Croissance de 1% en Suisse
AVENA présentait à fin septembre un taux de couverture de 104,1%. Reflet notamment de la bonne tenue des marchés financiers durant la première partie de l’année, après un exercice 2022 fortement teintée de rouge. Les bourses constituent d’ailleurs, selon Attilio Zanetti, membre suppléant de la direction générale de la Banque nationale suisse (BNS), le principal risque pour la croissance suisse l’an prochain. Sa crainte? Qu’une croissance résistante et une inflation persistante ne déjouent les anticipations des marchés. Alors, on pourrait assister à une réévaluation des actifs.
Pour 2023, Attilio Zanetti a rappelé que la BNS tablait sur une croissance de 1% pour la Suisse. Petite économie ouverte, elle pâtit du ralentissement de l’activité en Europe – particulièrement en Allemagne – ou encore en Chine et des premiers effets de la hausse des taux sur l’activité. Mais, elle est soutenue par une demande intérieure dynamique grâce à un marché de l’emploi solide.
Le resserrement monétaire engagé en juin 2022 a permis de faire refluer l’inflation.
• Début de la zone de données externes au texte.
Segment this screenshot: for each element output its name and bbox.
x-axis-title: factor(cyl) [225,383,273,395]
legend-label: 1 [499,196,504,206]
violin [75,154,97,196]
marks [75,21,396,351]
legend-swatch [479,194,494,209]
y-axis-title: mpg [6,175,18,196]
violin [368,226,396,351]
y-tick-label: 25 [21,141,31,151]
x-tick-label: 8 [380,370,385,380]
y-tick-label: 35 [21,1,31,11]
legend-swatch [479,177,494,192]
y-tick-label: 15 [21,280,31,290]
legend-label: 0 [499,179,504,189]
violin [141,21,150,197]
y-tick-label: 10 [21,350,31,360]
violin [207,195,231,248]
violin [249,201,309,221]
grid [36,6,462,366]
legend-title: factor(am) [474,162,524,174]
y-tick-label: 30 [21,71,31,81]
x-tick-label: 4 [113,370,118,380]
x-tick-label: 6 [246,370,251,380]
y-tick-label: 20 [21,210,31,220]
La BNS reste cependant vigilante, afin d’assurer sa mission, soit la stabilité des prix. «Une stabilité des prix qui fait partie intégrante du modèle d’affaires suisse, qui permet aux entreprises de créer de l’emploi, de payer les retraites». C’est ça, a-t-il conclu, «le lien entre les caisses de pensions et la BNS.»
Les retraites devraient ainsi rester sous les feux de la rampe en 2024 d’abord et durant l’ensemble du mandat de quatre ans qu’entame le nouveau Conseil d’AVENA.